Lisa Foils March 17, 2011 at 10:29 pm

It’s funny because everyone I know who’s seen the movie absolutely loved it. Let me see who all these “people” are.

Bruce Simmons (BruSimm) August 18, 2010 at 11:16 am

Kent,
Thank you so much for coming by. And while I appreciate the fact that you came by and went out of your way to make your point known, but being that it is what it is in your opinion, is great. But calling people names to make your opinion known, well, that’s another matter all together.

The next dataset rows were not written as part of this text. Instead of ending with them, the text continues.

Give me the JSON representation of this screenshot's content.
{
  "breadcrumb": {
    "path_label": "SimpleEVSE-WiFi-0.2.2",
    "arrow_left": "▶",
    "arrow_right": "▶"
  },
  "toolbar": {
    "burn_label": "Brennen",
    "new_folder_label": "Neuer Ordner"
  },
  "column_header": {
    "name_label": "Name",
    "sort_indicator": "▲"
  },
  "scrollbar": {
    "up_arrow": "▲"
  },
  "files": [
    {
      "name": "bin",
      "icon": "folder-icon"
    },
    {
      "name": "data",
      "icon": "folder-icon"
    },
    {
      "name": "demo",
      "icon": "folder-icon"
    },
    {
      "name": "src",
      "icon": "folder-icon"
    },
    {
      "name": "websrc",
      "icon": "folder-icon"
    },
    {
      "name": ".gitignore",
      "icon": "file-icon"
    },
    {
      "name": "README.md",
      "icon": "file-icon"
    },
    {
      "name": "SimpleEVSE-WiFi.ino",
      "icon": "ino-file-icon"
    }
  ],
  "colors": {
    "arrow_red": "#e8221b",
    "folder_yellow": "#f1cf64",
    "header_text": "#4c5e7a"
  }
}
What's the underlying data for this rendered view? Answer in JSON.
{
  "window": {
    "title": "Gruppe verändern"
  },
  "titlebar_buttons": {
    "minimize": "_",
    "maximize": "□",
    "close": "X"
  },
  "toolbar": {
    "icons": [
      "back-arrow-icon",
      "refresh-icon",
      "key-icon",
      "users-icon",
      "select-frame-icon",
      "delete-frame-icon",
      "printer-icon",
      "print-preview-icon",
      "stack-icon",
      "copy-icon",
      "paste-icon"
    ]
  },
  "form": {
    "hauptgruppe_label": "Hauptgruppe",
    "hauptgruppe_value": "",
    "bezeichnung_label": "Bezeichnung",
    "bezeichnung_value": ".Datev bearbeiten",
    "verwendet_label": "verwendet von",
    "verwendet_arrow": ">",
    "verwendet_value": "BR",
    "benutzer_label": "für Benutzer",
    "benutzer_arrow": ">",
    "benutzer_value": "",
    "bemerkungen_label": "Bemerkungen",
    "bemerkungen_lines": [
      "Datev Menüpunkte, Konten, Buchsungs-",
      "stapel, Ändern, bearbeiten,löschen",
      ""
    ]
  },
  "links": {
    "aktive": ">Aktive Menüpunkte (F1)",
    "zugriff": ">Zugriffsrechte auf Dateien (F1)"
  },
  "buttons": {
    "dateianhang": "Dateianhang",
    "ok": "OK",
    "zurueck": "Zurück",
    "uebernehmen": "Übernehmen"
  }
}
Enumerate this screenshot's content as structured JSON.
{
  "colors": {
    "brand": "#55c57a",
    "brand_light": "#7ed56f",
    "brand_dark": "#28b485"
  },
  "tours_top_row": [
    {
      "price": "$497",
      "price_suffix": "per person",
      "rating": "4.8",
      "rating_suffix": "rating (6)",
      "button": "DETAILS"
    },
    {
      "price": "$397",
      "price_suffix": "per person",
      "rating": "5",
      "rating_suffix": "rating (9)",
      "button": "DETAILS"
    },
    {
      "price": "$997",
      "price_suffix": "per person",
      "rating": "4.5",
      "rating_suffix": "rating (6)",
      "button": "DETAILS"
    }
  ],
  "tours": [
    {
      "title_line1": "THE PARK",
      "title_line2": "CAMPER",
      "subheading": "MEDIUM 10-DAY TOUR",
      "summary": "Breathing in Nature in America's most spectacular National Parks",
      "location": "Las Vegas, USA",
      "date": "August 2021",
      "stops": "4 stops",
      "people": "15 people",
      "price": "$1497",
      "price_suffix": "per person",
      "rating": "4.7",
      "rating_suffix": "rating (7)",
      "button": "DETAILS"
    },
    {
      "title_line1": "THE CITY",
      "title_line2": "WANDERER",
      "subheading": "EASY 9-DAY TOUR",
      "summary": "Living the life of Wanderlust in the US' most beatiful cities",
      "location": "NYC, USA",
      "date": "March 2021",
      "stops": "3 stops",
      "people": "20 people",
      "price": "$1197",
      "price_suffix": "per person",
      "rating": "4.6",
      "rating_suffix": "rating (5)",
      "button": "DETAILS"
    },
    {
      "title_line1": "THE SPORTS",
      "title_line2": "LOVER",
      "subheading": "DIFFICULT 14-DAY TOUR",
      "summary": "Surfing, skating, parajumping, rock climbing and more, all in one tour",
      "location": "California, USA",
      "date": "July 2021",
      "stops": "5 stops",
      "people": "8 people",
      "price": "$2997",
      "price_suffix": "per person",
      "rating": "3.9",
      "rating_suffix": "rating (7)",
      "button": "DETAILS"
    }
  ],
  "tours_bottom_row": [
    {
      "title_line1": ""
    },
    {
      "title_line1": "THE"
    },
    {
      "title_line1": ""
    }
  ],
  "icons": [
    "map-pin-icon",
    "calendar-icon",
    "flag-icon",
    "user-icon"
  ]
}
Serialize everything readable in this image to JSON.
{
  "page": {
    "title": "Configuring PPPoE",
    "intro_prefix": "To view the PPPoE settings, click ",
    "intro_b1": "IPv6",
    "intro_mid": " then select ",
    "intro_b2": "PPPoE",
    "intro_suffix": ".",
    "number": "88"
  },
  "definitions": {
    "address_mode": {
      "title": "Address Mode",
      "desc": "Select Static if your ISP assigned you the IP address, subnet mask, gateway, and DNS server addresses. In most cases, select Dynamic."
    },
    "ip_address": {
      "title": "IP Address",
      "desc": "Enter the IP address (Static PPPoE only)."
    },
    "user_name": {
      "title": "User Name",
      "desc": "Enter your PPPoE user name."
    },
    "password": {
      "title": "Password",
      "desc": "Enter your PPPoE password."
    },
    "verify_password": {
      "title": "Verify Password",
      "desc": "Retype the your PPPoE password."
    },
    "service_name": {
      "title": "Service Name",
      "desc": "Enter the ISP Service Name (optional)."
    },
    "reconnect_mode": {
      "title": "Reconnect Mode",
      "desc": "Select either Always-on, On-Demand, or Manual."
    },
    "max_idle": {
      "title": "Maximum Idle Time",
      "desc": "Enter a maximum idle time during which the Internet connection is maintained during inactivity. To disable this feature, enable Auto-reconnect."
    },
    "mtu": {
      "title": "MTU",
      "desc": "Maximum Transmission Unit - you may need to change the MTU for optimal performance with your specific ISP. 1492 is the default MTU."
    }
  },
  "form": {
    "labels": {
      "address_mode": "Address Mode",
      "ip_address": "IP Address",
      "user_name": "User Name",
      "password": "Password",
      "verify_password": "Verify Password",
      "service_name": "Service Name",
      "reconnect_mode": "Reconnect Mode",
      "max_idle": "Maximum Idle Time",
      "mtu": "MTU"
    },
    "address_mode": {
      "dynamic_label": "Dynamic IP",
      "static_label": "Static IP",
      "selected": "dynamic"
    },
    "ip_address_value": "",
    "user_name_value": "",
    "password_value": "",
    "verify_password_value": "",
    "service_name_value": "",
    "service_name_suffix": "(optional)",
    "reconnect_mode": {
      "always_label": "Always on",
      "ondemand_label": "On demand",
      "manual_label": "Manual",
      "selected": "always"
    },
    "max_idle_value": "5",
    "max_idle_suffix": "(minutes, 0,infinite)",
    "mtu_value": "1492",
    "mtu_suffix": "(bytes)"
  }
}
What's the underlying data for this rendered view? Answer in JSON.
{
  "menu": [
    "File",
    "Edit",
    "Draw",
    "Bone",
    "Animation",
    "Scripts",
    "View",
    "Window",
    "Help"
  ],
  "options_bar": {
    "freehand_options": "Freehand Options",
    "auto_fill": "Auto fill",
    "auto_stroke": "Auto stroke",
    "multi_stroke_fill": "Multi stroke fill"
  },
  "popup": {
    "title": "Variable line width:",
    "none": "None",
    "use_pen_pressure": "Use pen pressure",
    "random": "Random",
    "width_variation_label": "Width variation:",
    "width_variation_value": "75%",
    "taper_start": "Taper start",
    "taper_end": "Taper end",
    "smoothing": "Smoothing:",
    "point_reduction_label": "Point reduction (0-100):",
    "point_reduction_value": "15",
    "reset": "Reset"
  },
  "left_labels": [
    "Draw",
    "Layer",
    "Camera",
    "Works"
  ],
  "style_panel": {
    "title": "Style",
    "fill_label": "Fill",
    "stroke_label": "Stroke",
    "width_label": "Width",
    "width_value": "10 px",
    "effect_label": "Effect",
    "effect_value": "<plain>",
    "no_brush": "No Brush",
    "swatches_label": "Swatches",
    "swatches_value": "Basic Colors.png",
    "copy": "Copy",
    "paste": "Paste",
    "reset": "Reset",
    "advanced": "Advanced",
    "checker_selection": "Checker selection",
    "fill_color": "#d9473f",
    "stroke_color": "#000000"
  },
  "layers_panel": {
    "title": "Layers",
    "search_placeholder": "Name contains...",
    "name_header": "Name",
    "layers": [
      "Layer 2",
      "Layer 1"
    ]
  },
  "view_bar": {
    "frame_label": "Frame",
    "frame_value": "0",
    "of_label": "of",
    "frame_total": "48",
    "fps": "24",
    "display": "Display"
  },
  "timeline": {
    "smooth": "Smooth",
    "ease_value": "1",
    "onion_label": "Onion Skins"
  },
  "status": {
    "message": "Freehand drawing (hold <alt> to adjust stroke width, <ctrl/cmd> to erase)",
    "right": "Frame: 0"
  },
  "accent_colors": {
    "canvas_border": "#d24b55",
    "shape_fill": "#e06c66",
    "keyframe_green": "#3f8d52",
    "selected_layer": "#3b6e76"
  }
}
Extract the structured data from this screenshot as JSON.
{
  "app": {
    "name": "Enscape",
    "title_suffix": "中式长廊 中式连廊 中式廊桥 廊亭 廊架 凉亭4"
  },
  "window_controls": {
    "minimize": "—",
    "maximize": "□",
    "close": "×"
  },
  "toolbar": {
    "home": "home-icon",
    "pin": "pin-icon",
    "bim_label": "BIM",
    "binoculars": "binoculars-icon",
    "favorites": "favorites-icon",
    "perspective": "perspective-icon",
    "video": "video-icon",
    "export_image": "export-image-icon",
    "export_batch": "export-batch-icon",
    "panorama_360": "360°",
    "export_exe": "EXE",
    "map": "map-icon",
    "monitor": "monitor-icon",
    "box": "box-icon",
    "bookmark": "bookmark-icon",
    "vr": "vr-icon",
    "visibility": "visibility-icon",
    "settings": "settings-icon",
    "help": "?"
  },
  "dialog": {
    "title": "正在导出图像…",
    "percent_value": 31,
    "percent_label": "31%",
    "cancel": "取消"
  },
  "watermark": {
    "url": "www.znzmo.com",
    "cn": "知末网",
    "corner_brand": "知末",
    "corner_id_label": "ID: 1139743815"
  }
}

I’m leaving your comment as is, but BRUSIMM.com is a place where people can, in a civil fashion, discuss their opinions. I promote good healthy conversation where people shouldn’t be afraid to add to the discussion in a productive fashion without diminishing the other participants.

Thanks, have a great day.
The management.

Kent August 18, 2010 at 10:37 am

Why can’t you SP lunatics just admit the movie sucked? I know you’ve emotionally invested all your worthless being in the lead character because he exactly reflects your own hopelessly awkward selves, but nobody wants to see this crap.
People don’t like because they don’t know what it’s about. On the contrary, the advertising makes it PRECISELY clear what it is and THAT’S what people hate!

You want to talk yourself into thinking otherwise? Good luck! It will be a pitiful exercise in self-deception.

It’s a lousy movie THAT’S why it failed and nothing else.